No Tesouro Direto, também há oportunidades. O cenário levemente melhor que se desenhou para as contas do governo tem reduzido as taxas oferecidas nos títulos públicos do Tesouro Direto. Os juros oferecidos tinham subido muito e agora está acontecendo uma correção. O mercado tem exigido um “prêmio”, no jargão financeiro, cada vez menor para encarar o risco.

Mas ainda há prêmios altos, dado que os rumores sobre a ameaça ao teto de gastos devem continuar em 2021, na avaliação de Rodrigo Franchini, sócio e chefe de produtos da Monte Bravo Investimentos. “Se olharmos a tendência de melhora no consumo no ano que vem, é natural que as taxas das faixas estressadas diminuam. Recomendo aproveitar antes que caia mais. Se 2021 for um ano razoavelmente bom, você vai perder a oportunidade”, sugere Franchini.

Ele indica comprar títulos pós-fixados atrelados à inflação de prazo médio, de até dez anos. Mais do que isso, o risco é muito alto, e menos do que isso, os prêmios não compensam. O legal desses títulos é que o investidor pode ganhar também com a alta da inflação. Mas o investidor precisa deixar o dinheiro preso até o final do prazo de investimento se quiser ter o retorno combinado.

Títulos prefixados no Tesouro Direto são arriscados demais agora, na opinião de Franchini. Se a Selic subir mais do que o esperado, o investidor corre o risco de ficar preso em um investimento que paga menos.

Renda variável

O cenário menos adverso que se desenhou para a recuperação do crescimento econômico no mundo e para as contas do governo no Brasil trouxe menos volatilidade à bolsa nos últimos 45 dias, desde a última reunião do Copom. O investimento em bolsa tem sido muito impulsionado pela Selic na mínima história. No entanto, segundo especialistas, mesmo com uma alta mais rápida do que esperada na taxa básica de juros, a bolsa segue com boas perspectivas.

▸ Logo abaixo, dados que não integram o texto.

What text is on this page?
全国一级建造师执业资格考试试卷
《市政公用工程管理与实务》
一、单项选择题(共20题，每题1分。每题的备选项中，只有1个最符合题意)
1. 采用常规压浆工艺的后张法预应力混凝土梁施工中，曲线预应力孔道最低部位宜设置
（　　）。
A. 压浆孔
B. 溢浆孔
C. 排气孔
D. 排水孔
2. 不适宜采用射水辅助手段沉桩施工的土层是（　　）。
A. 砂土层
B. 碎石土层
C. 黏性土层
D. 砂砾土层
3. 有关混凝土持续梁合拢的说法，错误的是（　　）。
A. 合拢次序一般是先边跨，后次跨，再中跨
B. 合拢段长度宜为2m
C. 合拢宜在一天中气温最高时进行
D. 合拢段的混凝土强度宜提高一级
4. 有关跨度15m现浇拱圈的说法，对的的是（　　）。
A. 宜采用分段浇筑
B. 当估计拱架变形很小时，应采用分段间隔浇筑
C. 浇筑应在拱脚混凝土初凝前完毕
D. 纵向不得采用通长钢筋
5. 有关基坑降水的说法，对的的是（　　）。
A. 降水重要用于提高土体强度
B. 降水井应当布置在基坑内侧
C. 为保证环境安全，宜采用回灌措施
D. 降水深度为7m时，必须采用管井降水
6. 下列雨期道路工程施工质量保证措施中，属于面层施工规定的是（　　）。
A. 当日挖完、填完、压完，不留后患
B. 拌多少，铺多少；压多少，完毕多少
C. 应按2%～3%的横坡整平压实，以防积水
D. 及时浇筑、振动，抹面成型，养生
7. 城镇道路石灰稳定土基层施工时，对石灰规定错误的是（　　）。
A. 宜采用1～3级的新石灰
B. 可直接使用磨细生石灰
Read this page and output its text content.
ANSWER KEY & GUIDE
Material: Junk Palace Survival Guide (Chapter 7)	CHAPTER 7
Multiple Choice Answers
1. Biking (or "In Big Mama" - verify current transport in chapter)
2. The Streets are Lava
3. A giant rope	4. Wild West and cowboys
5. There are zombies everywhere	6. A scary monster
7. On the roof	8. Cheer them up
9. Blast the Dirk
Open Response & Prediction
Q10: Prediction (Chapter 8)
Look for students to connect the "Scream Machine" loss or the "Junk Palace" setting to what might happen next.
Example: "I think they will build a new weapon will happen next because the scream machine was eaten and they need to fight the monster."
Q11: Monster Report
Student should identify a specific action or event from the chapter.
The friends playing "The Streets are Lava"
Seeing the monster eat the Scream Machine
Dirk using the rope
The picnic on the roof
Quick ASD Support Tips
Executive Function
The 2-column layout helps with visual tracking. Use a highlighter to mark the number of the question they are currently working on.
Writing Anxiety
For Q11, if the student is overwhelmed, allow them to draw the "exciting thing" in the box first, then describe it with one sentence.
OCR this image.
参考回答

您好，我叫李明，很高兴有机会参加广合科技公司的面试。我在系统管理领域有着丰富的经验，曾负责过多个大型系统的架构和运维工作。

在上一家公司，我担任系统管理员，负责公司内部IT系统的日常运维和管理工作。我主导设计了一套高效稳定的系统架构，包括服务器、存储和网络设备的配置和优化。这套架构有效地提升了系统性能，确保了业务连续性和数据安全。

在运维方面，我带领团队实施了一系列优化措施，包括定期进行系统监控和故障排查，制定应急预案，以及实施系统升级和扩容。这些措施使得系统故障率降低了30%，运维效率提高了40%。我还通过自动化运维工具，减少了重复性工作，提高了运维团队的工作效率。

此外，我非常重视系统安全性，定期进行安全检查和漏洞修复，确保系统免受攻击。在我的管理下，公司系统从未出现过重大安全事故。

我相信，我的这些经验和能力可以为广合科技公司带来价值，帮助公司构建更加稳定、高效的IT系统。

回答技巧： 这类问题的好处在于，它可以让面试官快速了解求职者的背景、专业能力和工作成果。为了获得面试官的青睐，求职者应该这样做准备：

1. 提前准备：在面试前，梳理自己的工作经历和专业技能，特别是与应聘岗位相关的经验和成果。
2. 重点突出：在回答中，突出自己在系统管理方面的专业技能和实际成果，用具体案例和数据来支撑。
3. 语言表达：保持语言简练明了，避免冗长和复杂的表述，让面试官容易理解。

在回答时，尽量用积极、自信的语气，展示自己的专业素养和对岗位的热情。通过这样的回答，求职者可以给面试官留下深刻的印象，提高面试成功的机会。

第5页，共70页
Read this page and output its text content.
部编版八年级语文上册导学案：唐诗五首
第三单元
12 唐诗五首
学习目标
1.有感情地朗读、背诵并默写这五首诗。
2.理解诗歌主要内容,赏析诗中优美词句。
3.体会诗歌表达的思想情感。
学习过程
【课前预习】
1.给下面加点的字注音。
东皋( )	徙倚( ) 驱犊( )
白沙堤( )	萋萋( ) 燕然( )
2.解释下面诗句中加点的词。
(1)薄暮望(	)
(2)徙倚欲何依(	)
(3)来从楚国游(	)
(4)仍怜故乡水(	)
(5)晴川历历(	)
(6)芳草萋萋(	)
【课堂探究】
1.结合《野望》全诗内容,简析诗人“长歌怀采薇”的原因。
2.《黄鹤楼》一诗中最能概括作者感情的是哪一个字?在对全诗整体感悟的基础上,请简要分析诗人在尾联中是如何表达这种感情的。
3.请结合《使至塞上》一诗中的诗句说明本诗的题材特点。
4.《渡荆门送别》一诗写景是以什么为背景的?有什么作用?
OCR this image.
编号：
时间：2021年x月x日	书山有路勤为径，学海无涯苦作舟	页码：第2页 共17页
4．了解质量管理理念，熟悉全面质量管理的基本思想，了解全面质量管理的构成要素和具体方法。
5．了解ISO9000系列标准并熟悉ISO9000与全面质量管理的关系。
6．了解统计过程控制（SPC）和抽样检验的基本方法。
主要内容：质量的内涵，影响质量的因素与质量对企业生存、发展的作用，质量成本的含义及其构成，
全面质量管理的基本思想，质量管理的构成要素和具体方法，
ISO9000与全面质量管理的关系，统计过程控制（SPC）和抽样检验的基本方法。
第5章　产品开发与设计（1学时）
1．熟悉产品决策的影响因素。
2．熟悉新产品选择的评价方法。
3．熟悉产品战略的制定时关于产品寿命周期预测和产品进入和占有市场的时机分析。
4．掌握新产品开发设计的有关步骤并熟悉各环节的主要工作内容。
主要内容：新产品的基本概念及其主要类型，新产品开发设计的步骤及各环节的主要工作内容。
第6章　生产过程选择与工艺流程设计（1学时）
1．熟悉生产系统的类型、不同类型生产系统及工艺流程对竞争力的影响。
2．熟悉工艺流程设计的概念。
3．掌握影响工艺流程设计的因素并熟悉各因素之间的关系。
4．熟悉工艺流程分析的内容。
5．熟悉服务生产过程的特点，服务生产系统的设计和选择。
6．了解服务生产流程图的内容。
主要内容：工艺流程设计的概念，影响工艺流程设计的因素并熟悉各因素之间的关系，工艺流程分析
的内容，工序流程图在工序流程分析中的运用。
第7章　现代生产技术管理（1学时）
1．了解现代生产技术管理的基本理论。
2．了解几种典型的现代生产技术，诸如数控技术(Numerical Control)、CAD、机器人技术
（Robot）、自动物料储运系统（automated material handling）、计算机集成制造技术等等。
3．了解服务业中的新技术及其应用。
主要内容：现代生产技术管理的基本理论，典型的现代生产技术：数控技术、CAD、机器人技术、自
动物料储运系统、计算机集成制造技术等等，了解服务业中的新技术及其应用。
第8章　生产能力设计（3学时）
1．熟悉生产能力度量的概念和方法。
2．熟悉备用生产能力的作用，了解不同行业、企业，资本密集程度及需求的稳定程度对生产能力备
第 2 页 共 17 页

“A bolsa continua sendo uma boa posição, mesmo com ajuste mais rápido de juros. Eles vão subir, mas em velocidade lenta. O prêmio pelo risco da bolsa ainda é vantajoso”, diz Franchini. Quem não quer encarar tanto risco pode investir em fundos imobiliários e fundos multimercados, intermediários. Isso, claro, pensando em deixar o dinheiro por no mínimo dois anos.

Investimentos no exterior também seguem atrativos, segundo Franchini. Ele diz que faz sentido não apostar em uma única economia, mesmo com as perspectivas de melhora pra o Brasil. “Acho que todo investidor que se considera moderado tem que ter alocação externa”, diz. “Se engana quem acha que não precisa se proteger no ano que vem. A alocação internacional faz sentido para se proteger do risco fiscal”, afirma.

Ele sugere investir em fundos internacionais, em que um gestor faz a análise fundamentalista e escolhe os papéis pelo investidor, em vez de nos BDRs, um jeito de aplicar em empresas gringas na bolsa brasileira. “Mas não um fundo que se diz global e só aplica certo percentual. Escolha gestores que estão lá fora”, aconselha.